文字だけで覚えようとすると混乱しやすいので、人(A・B・C)と行為(強迫・契約・転売)を図にして、「どの状況で誰が誰に勝てるか」で覚えるのがおすすめです。

強迫においては、以下のたった2つの結論だけ覚えればOKです。

「強迫」はとにかくAさん(脅された人)最強!と覚えてしまいましょう。

試験では、強迫と詐欺を意図的に混ぜたひっかけ問題が必ず出ます。
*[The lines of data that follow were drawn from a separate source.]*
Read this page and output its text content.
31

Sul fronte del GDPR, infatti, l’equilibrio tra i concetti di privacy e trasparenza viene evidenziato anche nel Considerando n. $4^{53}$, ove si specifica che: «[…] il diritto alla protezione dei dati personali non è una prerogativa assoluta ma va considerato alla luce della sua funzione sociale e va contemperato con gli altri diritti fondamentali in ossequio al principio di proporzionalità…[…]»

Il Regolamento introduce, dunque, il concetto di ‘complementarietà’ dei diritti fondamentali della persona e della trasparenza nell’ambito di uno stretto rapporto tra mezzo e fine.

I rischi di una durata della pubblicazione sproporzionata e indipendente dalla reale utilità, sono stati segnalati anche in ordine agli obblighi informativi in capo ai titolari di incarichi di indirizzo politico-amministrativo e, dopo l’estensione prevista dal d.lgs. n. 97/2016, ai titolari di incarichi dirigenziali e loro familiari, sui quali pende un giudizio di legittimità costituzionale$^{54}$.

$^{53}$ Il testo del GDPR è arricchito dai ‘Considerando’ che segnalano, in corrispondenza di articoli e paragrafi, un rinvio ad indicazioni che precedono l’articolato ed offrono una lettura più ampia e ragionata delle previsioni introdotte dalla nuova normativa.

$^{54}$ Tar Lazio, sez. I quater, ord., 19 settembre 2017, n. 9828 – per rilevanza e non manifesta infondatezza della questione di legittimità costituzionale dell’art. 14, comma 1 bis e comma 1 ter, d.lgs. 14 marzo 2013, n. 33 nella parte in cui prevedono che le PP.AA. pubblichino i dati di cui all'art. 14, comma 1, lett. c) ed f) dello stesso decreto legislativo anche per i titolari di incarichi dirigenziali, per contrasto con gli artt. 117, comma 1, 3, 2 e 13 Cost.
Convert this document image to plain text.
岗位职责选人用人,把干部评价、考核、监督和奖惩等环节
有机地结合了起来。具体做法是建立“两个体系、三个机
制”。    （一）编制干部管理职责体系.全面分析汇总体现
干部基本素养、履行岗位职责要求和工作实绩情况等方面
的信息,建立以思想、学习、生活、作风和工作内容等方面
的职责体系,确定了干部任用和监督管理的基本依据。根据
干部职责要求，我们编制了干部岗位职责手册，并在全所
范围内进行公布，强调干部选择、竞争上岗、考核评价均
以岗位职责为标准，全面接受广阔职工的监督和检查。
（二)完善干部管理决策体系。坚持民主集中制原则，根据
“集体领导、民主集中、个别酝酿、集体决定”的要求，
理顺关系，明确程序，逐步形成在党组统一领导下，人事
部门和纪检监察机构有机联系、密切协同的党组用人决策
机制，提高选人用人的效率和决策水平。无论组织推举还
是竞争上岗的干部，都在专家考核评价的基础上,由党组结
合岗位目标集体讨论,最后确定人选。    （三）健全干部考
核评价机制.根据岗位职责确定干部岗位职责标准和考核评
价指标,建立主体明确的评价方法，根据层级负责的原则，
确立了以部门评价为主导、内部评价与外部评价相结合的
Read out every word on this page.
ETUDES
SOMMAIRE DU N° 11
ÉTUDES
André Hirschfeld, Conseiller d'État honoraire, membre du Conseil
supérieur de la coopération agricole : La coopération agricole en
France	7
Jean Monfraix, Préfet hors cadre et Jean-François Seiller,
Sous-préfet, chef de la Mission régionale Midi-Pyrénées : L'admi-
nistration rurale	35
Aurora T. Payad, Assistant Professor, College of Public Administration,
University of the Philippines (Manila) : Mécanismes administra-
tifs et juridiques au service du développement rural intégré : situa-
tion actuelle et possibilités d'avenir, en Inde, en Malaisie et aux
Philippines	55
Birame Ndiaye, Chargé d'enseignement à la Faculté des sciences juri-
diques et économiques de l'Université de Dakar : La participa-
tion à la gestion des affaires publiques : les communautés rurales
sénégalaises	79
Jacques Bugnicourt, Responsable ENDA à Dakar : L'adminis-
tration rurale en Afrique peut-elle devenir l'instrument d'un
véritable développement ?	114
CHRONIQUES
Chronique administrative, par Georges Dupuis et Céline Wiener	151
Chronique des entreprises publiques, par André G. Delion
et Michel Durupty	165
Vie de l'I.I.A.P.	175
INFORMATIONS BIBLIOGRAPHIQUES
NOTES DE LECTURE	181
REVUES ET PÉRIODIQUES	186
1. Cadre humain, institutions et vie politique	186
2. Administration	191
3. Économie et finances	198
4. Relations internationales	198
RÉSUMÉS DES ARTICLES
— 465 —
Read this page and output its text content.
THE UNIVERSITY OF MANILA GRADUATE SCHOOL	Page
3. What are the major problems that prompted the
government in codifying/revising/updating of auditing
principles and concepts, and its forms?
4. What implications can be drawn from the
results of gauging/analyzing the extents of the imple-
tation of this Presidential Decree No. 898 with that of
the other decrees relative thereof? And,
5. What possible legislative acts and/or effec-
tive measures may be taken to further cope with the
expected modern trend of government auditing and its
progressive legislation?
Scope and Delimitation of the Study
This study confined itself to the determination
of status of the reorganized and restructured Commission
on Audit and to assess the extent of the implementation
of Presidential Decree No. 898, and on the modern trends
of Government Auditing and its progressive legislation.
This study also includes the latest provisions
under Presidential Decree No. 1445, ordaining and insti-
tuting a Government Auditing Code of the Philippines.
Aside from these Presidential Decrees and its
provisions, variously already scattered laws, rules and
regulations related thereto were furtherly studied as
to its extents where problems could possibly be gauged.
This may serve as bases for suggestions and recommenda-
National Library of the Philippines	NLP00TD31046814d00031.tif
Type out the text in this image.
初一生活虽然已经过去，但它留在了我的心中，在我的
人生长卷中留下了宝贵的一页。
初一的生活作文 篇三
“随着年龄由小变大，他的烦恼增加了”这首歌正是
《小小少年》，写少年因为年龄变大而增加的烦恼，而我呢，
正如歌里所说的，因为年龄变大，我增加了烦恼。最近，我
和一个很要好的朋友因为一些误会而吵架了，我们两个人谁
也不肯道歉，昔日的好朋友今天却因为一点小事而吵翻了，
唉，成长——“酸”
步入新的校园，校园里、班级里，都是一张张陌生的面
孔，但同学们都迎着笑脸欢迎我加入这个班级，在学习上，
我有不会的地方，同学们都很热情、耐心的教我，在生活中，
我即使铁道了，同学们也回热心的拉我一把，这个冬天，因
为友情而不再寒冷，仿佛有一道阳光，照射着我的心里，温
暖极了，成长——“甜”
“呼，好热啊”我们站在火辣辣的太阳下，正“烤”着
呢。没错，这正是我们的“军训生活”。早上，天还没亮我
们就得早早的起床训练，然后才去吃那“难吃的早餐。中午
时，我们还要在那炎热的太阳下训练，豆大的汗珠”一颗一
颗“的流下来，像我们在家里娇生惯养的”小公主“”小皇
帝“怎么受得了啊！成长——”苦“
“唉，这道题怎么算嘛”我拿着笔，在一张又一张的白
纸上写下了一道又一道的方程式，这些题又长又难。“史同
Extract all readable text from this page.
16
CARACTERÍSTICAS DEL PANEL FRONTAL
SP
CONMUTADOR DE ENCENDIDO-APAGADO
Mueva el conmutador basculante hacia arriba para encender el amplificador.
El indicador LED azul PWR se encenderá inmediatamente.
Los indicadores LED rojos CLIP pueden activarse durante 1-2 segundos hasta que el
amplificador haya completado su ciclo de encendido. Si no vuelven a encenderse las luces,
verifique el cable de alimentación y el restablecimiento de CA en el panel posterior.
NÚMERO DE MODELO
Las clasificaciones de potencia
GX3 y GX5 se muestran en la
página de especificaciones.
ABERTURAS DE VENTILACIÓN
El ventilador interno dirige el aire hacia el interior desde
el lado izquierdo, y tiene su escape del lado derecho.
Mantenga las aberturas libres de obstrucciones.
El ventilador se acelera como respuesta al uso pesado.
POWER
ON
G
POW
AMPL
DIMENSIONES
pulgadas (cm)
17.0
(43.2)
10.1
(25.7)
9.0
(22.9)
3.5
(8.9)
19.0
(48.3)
特に次の表は、必ずセットで整理して覚えましょう。

この違いを覚えることが、合格への大きな一歩になります。

比較ポイント 詐欺(民法96条2項) 強迫(民法96条)
第三者からの行為 相手方Bが善意無過失なら取消し不可(Bが保護される) 相手方Bが善意無過失でも取消し(Aが保護される)
取消し後の転売先C Cが善意無過失なら取消しを対抗不可(Cが保護される) Cが善意無過失でも取消しを対抗可(Aが保護される)

詐欺の場合は、契約の相手方Bや転売先のCが「その事実を知らないうえに、知ることに落ち度がない(善意無過失)」であれば、その人たちを保護するルール(善意無過失の第三者保護規定)があります。

しかし、強迫の場合は、相手方や第三者がどんな状態であっても、脅された人(A)の勝ち、と覚えてしまえばOKです。

「強迫は善意の第三者にも対抗できる!」この一文を何度も唱えて、確実に記憶に定着させていきましょう。

今回は、宅建民法の意思表示の中でも重要度の高い「強迫」について解説しました。

強迫は、他の論点に比べてルールがシンプルで覚えやすいため、得点源にしやすい分野です。

今日学んだ知識をすぐにアウトプットできるよう、この2つのポイントだけはしっかり覚えておきましょう。

ポイント
  • 強迫による意思表示は、詐欺と同じく「取り消す」ことができる。
  • 強迫による取消しは、いつでも、誰に対しても主張できる(強迫を受けた人が最強)。

この「強迫を受けた人(A)は最強」というイメージが定着すれば、必ず正解にたどり着けるはずです。地道な積み重ねが、必ず合格につながります。一緒に頑張りましょう!